On paper there’s no reason why the plane can’t make the next leg as in theory it could run virtually continuously at this time of year, given the sunlight hours. In practice, both the weather and human frailty could pose challenges.
Excessive cloud could mean the plane doesn’t pick up enough charge during the day to power it throughout the night. Mission staff believe the plane needs to be at around 93 percent charge at the start of the night to be certain of getting through to daylight again. The big problem there is that for a five day journey, there’s only so much reliance you can place in even expert meteorological forecasts.
The other possible challenge is that the pilot for this leg, Andre Borschberg, will need to be strapped to his seat for the entire five days.
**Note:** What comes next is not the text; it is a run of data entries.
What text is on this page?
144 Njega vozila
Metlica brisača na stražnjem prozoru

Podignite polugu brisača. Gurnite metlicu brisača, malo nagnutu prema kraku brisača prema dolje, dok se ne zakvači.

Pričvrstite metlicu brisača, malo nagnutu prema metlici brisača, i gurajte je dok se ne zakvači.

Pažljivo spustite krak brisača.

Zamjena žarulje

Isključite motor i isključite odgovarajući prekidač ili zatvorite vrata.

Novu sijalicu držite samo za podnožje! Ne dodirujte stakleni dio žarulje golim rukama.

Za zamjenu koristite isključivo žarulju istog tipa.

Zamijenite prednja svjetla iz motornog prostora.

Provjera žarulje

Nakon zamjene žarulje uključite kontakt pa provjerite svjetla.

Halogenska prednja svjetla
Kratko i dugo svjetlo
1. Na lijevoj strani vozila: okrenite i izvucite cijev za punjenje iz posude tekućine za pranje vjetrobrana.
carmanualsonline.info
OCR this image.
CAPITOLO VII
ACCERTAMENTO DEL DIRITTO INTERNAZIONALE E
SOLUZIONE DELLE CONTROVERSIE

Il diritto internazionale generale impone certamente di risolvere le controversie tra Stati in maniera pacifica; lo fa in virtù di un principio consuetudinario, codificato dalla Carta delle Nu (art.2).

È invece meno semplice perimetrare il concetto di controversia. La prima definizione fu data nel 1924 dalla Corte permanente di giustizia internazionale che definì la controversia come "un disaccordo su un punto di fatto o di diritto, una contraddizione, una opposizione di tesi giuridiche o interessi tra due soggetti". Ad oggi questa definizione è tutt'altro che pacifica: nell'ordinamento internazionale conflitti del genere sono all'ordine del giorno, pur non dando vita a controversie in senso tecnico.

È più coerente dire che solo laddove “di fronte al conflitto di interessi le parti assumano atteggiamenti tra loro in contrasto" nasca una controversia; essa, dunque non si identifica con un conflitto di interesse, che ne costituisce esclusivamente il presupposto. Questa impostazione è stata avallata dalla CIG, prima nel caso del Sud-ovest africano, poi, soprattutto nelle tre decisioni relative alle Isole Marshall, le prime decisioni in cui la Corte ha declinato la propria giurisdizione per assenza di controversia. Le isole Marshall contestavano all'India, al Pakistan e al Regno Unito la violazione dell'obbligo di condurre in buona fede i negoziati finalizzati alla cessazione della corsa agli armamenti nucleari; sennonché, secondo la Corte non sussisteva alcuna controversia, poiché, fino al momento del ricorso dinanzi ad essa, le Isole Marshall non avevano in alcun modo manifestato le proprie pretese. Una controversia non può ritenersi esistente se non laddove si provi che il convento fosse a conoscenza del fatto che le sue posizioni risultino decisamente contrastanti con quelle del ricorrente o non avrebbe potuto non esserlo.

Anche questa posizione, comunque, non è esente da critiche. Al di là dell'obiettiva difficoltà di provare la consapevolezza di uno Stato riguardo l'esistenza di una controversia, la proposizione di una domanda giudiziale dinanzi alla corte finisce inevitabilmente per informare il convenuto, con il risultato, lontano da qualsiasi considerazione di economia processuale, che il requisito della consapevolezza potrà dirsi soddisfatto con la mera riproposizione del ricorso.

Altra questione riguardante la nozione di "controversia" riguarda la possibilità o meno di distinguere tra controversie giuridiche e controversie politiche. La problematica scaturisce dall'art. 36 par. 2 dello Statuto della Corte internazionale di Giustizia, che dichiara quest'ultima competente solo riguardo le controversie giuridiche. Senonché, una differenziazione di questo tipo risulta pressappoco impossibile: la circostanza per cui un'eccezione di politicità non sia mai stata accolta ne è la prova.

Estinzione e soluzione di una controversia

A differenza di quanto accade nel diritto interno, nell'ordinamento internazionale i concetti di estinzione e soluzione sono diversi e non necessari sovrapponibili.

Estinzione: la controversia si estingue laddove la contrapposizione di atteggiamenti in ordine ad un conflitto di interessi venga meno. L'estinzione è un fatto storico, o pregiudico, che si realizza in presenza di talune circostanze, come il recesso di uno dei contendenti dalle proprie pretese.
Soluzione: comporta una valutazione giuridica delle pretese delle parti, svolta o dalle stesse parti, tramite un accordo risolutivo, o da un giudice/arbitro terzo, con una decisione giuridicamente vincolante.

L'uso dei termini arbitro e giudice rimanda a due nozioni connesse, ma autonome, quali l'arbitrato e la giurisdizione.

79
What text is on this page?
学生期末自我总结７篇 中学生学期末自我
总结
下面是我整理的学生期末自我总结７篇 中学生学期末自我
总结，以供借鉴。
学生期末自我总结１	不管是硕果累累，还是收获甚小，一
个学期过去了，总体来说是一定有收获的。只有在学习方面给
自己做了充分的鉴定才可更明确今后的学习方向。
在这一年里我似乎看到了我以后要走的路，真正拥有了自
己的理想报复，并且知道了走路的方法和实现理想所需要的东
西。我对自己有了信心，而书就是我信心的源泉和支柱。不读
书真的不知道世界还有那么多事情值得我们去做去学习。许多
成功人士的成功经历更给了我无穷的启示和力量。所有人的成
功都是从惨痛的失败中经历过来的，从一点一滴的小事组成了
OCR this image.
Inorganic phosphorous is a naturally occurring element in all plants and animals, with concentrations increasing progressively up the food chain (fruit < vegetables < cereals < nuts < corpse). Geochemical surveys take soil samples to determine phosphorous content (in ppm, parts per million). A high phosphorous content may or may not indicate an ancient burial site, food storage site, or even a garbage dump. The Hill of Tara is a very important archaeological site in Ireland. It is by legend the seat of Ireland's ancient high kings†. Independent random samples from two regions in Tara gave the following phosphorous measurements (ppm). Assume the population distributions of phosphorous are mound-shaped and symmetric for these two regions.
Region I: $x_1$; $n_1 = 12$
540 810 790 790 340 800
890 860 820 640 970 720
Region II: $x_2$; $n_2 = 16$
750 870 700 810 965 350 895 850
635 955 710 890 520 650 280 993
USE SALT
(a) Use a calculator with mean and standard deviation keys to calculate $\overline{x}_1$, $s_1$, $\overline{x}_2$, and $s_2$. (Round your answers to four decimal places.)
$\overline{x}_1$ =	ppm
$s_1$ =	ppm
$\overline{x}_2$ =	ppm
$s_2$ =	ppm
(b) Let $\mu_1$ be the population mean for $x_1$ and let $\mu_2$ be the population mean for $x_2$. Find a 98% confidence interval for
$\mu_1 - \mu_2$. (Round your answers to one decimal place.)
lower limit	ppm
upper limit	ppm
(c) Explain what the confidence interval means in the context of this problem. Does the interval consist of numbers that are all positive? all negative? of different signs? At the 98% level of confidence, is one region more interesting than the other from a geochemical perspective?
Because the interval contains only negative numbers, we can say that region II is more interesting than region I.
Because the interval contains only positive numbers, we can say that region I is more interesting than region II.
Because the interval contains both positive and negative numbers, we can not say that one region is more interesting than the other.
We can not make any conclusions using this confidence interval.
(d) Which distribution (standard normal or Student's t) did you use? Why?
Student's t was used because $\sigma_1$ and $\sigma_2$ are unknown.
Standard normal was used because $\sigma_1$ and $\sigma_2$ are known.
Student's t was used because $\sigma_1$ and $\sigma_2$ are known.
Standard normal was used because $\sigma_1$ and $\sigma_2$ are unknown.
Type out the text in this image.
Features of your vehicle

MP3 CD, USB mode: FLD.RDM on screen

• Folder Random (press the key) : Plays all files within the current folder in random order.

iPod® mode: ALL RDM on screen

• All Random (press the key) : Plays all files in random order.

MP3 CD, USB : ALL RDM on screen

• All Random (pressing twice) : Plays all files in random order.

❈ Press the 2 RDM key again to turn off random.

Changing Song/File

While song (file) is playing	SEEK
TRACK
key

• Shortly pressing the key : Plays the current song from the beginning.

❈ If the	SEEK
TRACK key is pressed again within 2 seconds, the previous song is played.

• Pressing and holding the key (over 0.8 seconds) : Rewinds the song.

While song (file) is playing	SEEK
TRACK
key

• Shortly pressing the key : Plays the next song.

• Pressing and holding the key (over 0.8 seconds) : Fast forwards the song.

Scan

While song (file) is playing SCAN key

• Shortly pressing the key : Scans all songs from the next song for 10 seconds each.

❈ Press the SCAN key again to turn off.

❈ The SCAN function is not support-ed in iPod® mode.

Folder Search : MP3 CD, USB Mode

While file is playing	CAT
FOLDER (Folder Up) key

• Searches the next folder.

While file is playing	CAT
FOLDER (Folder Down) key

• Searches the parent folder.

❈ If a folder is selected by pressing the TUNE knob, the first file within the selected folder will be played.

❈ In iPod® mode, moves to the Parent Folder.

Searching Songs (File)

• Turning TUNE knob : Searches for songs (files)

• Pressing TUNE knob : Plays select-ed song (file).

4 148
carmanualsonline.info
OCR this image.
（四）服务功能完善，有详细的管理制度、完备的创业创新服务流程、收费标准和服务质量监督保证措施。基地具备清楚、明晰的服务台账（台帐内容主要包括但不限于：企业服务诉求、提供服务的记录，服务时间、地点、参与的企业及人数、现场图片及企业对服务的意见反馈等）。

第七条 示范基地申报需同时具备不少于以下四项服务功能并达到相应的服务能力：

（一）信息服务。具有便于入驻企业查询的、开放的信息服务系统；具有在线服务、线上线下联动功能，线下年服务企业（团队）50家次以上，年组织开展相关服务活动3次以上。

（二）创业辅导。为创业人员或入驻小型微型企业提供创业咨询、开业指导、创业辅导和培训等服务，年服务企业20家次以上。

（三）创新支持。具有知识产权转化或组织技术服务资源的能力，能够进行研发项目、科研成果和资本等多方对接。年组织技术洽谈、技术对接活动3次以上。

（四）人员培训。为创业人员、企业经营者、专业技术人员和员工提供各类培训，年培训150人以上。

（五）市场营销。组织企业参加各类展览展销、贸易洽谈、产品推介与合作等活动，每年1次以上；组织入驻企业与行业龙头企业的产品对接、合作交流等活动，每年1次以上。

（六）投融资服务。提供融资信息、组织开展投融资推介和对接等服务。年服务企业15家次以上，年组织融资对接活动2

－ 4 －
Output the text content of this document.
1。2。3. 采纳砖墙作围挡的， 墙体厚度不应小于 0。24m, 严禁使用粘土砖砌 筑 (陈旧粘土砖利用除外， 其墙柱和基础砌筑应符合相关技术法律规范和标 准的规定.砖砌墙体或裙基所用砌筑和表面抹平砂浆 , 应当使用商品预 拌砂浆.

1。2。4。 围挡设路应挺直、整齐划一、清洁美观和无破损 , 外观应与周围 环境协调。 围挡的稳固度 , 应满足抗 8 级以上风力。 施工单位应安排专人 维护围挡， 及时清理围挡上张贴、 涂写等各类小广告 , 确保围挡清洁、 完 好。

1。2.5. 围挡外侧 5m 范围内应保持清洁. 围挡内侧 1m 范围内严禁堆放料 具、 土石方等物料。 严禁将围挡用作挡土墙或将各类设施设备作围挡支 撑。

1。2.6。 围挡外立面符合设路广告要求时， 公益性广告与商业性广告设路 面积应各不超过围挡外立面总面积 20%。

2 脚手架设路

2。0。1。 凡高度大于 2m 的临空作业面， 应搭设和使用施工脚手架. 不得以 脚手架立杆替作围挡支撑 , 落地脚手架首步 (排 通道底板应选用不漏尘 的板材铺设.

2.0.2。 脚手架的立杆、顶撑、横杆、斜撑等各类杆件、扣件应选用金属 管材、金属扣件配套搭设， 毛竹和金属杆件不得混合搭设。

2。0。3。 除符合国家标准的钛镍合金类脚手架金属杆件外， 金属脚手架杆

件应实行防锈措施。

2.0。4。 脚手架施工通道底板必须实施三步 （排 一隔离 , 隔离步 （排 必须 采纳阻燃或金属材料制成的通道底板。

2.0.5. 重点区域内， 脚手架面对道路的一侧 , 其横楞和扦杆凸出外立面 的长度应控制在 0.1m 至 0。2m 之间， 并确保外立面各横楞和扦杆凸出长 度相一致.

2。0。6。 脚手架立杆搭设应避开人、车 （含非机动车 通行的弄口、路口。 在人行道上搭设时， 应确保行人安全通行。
He plans to only ever sleep for 20 minutes at a time, during which vibrating armbands will wake him if the plane heads off course and requires immediate attention.
If the plane runs into difficulties anywhere other than the start or end of the route, the plan is for Borschberg to jump out with a dinghy, leaving the plane to ditch unmanned. The BBC explains that attempting to control the plane’s descent into the water would be too risky because of the possibility of electrocution.
Assuming Solar Impulse 2 makes it to Hawaii, fellow pilot Bertrand Piccard will take over for a four-day leg to Phoenix. After two shorter hops in the US, the challenge is set to conclude with two more five-day legs running from New York to Abu Dhabi with a break somewhere in Europe or North Africa, though the precise itinerary has yet to be set.